Built in 1929, the Pine Beach Hotel was one of the first large developments on the south end of Gull Lake.
The lodge was built in 1930. Ruttger's was later leased to Jack Madden and became the Madden Pine Portage Resort in 1969.
The property was first owned by the federal government before it moved into the hands of the Union Pacific Railroad in 1864. For a period, the land exchanged owners often with the railroad selling the property to private canning and lumber companies and then getting it back.
In 1902, the land was sold to Laura Waite and her husband. In 1906, it became the property of T. W. Harrison, a man with a vision of selling lots to customers who arrived via rail from Minneapolis. But the vision was left unrealized and the land was willed to Harrison's wife in 1914. John Harrison, his son, acted as trustee.
Reportedly intrigued with the notion of developing the land, the younger Harrison took a partner in Kansas City, real estate promoter, Chester Start. The year was 1926. The men formed two corporations -- the Pine Beach Golf Corp., to develop a golf course, and the Pine Beach Corp., to develop the land.
That same year the two men put work in motion to build the Island View resort. The resort was constructed for Walter Frampton, a machinist in Brainerd, who operated the business until 1946. The next owners were Ben and Eleanor Curry. Four years later the resort belonged to John Thiel.

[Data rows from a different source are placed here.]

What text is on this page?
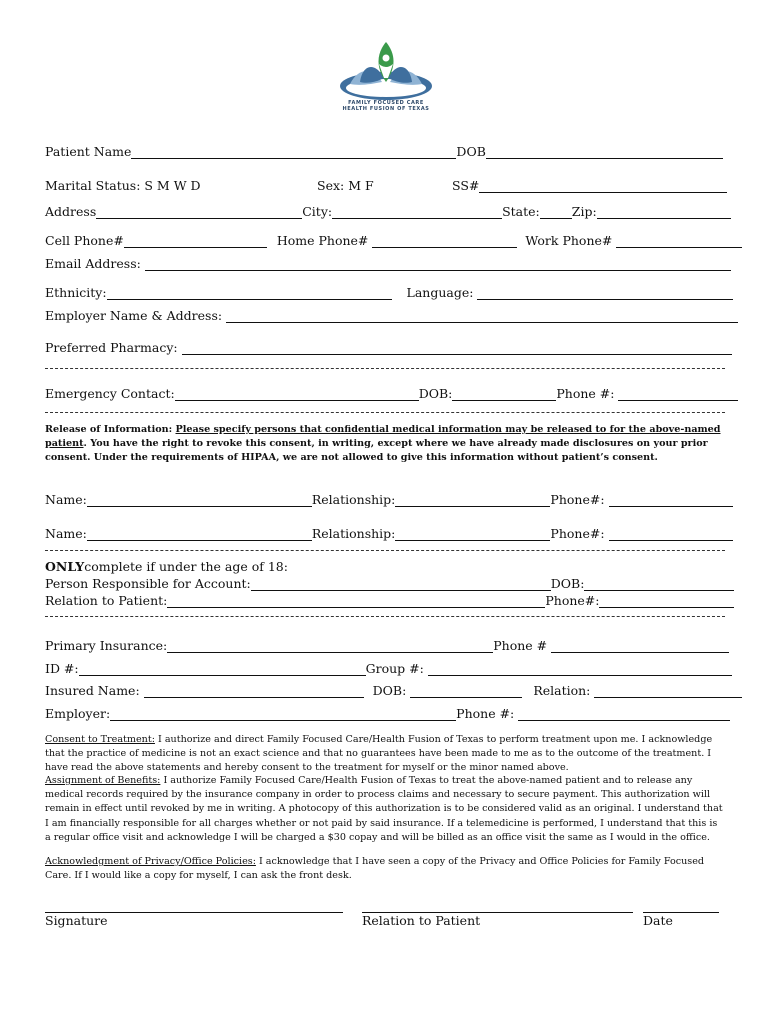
FAMILY FOCUSED CARE
HEALTH FUSION OF TEXAS
Patient Name	DOB
Marital Status: S M W D	Sex: M F	SS#
Address	City:	State:	Zip:
Cell Phone#	Home Phone#	Work Phone#
Email Address:
Ethnicity:	Language:
Employer Name & Address:
Preferred Pharmacy:
Emergency Contact:	DOB:	Phone #:
Release of Information: Please specify persons that confidential medical information may be released to for the above-named patient. You have the right to revoke this consent, in writing, except where we have already made disclosures on your prior consent. Under the requirements of HIPAA, we are not allowed to give this information without patient’s consent.
Name:	Relationship:	Phone#:
Name:	Relationship:	Phone#:
ONLY complete if under the age of 18:
Person Responsible for Account:	DOB:
Relation to Patient:	Phone#:
Primary Insurance:	Phone #
ID #:	Group #:
Insured Name:	DOB:	Relation:
Employer:	Phone #:
Consent to Treatment: I authorize and direct Family Focused Care/Health Fusion of Texas to perform treatment upon me. I acknowledge that the practice of medicine is not an exact science and that no guarantees have been made to me as to the outcome of the treatment. I have read the above statements and hereby consent to the treatment for myself or the minor named above.
Assignment of Benefits: I authorize Family Focused Care/Health Fusion of Texas to treat the above-named patient and to release any medical records required by the insurance company in order to process claims and necessary to secure payment. This authorization will remain in effect until revoked by me in writing. A photocopy of this authorization is to be considered valid as an original. I understand that I am financially responsible for all charges whether or not paid by said insurance. If a telemedicine is performed, I understand that this is a regular office visit and acknowledge I will be charged a $30 copay and will be billed as an office visit the same as I would in the office.
Acknowledgment of Privacy/Office Policies: I acknowledge that I have seen a copy of the Privacy and Office Policies for Family Focused Care. If I would like a copy for myself, I can ask the front desk.
Signature	Relation to Patient	Date
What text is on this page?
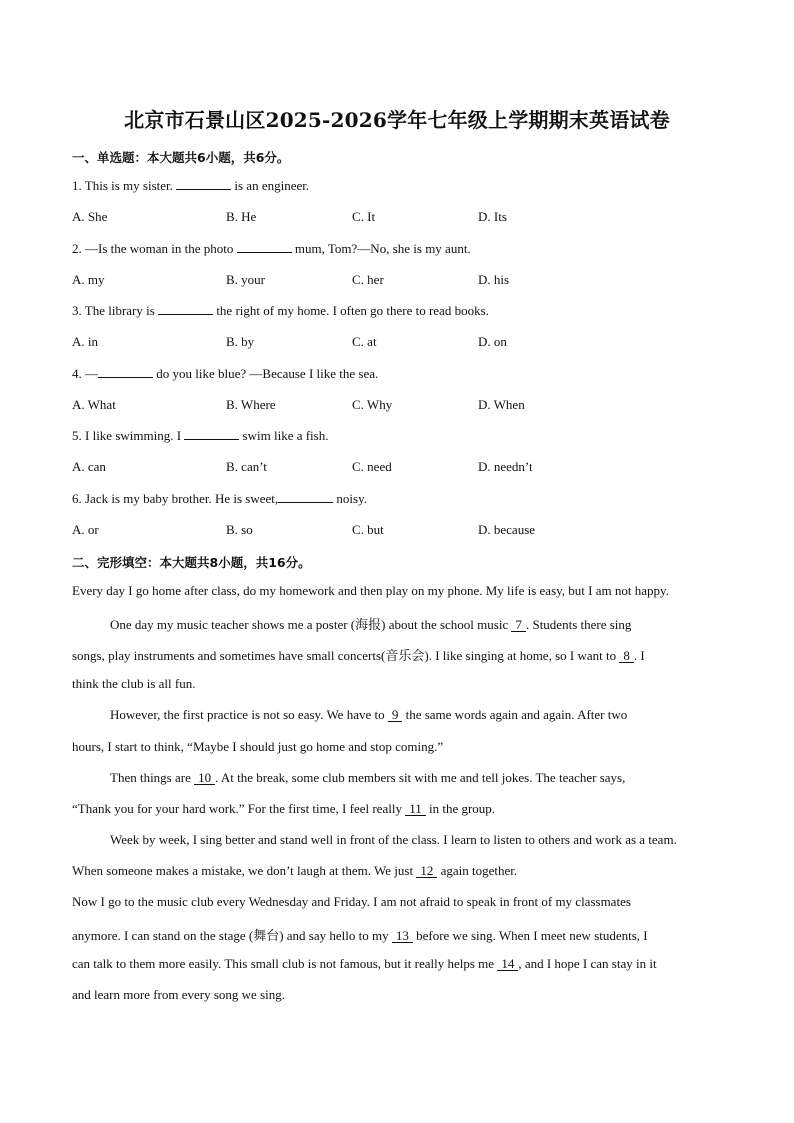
北京市石景山区2025-2026学年七年级上学期期末英语试卷
一、单选题：本大题共6小题，共6分。
1. This is my sister.	is an engineer.
A. She	B. He	C. It	D. Its
2. —Is the woman in the photo	mum, Tom?—No, she is my aunt.
A. my	B. your	C. her	D. his
3. The library is	the right of my home. I often go there to read books.
A. in	B. by	C. at	D. on
4. —	do you like blue? —Because I like the sea.
A. What	B. Where	C. Why	D. When
5. I like swimming. I	swim like a fish.
A. can	B. can’t	C. need	D. needn’t
6. Jack is my baby brother. He is sweet,	noisy.
A. or	B. so	C. but	D. because
二、完形填空：本大题共8小题，共16分。
Every day I go home after class, do my homework and then play on my phone. My life is easy, but I am not happy.
One day my music teacher shows me a poster (海报) about the school music 7 . Students there sing
songs, play instruments and sometimes have small concerts(音乐会). I like singing at home, so I want to 8 . I
think the club is all fun.
However, the first practice is not so easy. We have to 9 the same words again and again. After two
hours, I start to think, “Maybe I should just go home and stop coming.”
Then things are 10 . At the break, some club members sit with me and tell jokes. The teacher says,
“Thank you for your hard work.” For the first time, I feel really 11 in the group.
Week by week, I sing better and stand well in front of the class. I learn to listen to others and work as a team.
When someone makes a mistake, we don’t laugh at them. We just 12 again together.
Now I go to the music club every Wednesday and Friday. I am not afraid to speak in front of my classmates
anymore. I can stand on the stage (舞台) and say hello to my 13 before we sing. When I meet new students, I
can talk to them more easily. This small club is not famous, but it really helps me 14 , and I hope I can stay in it
and learn more from every song we sing.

Fishing was good at Ruttger's in 1899.
But back at Pine Beach, men who saw the potential for a large resort setting in the area realized they needed to forge another partnership. Start and Harrison's corporation deeded the land to the Brainerd Pine Beach Hotel Corp., which included themselves, a group of Brainerd businessmen and Arthur Roberts. Plans for a resort hotel in a large four-story structure came together in 1929. The hotel opened its doors for guests the following year.
Roberts, with a Kahler family history of hotels -- including those in Duluth and Rochester -- bought out his partners. The Roberts Pine Beach Hotel became one of 42 hotels Roberts managed. He accomplished the work from his summer headquarters at Pine Beach.
Jack Madden came onto the scene as a college student with an early business interest that took shape with a soda fountain in the Roberts hotel. Madden also had a soda fountain that summer, about 1931, at the Burntside Lake Resort near the Boundary Waters Canoe Area near Ely. Madden bought the golf course in 1932 and the hotel in 1933.
Max Ruttger's Pine Beach Lodge was built in the Pine Beach area in 1930. It was leased to Jack Madden in 1969 and became the Madden Pine Portage Resort. The resort had 32 cottages, swimming pool, sauna and lodge by 1971.
In 1936, Madden and Start built Mission Point as a housekeeping resort with three cabins. In 1941, Madden bought the resort from Start. He built cabins to accommodate 24 people and constructed the lodge, later enlarging it to accommodate 126 guests.
The Voyageur was the last resort to be built in the Pine Beach area. Jack Madden, Jim Madden and John Arnold constructed the resort in 1955. And the Pine Beach Hotel became part of Madden's resort complex by 1971.